Видела просторные, золотисто‑коричневые от созревшего урожая поля. По прериям колосьев мерно пробегала волнами рябь ветра. Колосья как будто были конечностями Земли: пошевеливая ими, она вращалась. Среди полей проглядывали мелкие островки буков и платанов. Слегка извилистой линией тянулась река, в цепком объятии коралловых берегов. Тень летательного аппарата призрачно пересекла реку, взняв стаю перепуганных уток, запестривших в воздухе крылышками: бурый – белый, бурый – белый.

Для Милены‑режиссера Англия была откровением. Она не выезжала за пределы Лондона лет с одиннадцати‑двенадцати, и детства своего почти не помнила. Это была неизвестная страна, обширная и полная жизни; и позабытая, как само детство.

Внизу проплывали деревушки с домами‑ульями по соседству с древними церквями и каменными амбарами. Возле домов стояли разлапистые грушевые деревья на костылях подпорок, занимая целые участки. Дети уносили в поля провизию на головах. Стайки ребятни суетились в оградах Детсадов, то рассыпаясь, то сбиваясь в кучу, как скворцы в воздухе. Ломовики тянули по полям уборочный инвентарь, взбивая золотистые облачка пыли. Мелькнула внизу стеклянная крыша лаборатории: чаны, баки и ряды блестками сверкающих чаш. Тут и там проплывали бамбуковые рощицы, в тени которых обедали работники.

Столько жизней складывалось в единый орнамент, столько событий – в разных полях, в прилегающих селах. Словно предстал разом образ «Сейчас», синхронность жизни. Различимы были и тени облаков, и наступление атмосферного фронта. И как будто бы открылось будущее детей, различимых внизу.

«Я возвышена; возвышена в самом буквальном смысле слова».

Милена Шибуш будет продюсером и режиссером «Божественной комедии». И поставит ее так, как всегда хотела, – заполняя небо светом и музыкой, музыкой Ролфы.

Музыка Ролфы наполняла всю ее жизнь. Милена слышала ее в уме, где бы она ни была. Она выучила ее наизусть, даже без помощи вирусов. Музыка стала для нее способом общения с собой. Была ли она одинока, несчастлива, поглощена мыслями или же на подъеме – музыка сопутствовала ей всюду, подчеркивая настроение, в каком она в данный момент пребывала.

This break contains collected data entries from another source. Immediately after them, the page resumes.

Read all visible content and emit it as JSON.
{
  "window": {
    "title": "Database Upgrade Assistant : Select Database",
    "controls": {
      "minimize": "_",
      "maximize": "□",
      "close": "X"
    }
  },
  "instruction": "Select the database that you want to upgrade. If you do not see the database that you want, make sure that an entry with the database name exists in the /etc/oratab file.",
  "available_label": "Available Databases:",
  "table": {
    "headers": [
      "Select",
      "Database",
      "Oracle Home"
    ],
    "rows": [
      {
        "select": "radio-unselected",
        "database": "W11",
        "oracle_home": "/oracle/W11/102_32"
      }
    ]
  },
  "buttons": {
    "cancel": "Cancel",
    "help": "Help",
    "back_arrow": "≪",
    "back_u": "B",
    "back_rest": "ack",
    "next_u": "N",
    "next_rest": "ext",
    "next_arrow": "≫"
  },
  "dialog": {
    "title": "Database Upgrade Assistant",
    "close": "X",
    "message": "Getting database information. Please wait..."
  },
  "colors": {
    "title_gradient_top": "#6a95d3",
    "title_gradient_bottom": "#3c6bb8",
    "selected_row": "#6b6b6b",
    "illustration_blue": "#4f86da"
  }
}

В данный момент она тихонько напевала горную тему – то, как Данте взбирается по горе чистилища.

В секунду стелющийся внизу пейзаж оказался подернут белесой дымкой, а там и вовсе стерт сгустившимся ватным комом (так бывает, когда тебя одолевает вирус). Милена находилась внутри облака!

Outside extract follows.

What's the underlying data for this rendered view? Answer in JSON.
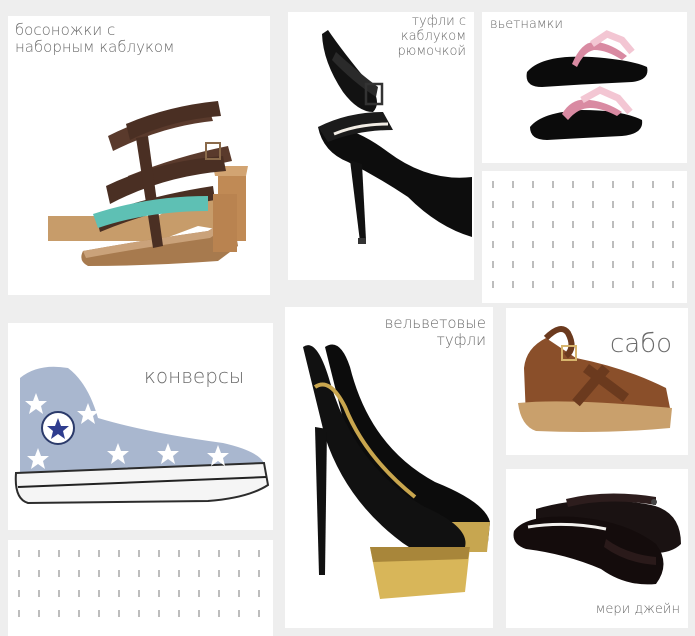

Она подалась вперед, чтобы разглядеть и запомнить. Все было серым, как туман. Конечно, конечно, облако должно быть именно таким! Мягкое, серое, с сыростью. Пластины целлюлозы, которые служили окнами, запотели.

«Жаль, ничего не видно», – мелькнуло у Милены. И тут аппарат сморгнул. Некая перепонка, мелькнув, очистила наружную пленку от капелек влаги.

Милена теперь была Терминалом. Она чувствовала аппарат всюду вокруг себя: и километровую длину его нервных окончаний, и то, как она сама главным узлом пребывает в самом центре его организма. Аппарат был живым, но у него не было своего «я»; им была Милена. Он готов был подчиняться любому ее приказанию. Чувствовалось, как аппарат, сплотившись вокруг нее, ожидает курса, каким нужно следовать. Ожидание было таким нетерпеливым, что Милена внутренне отстранилась.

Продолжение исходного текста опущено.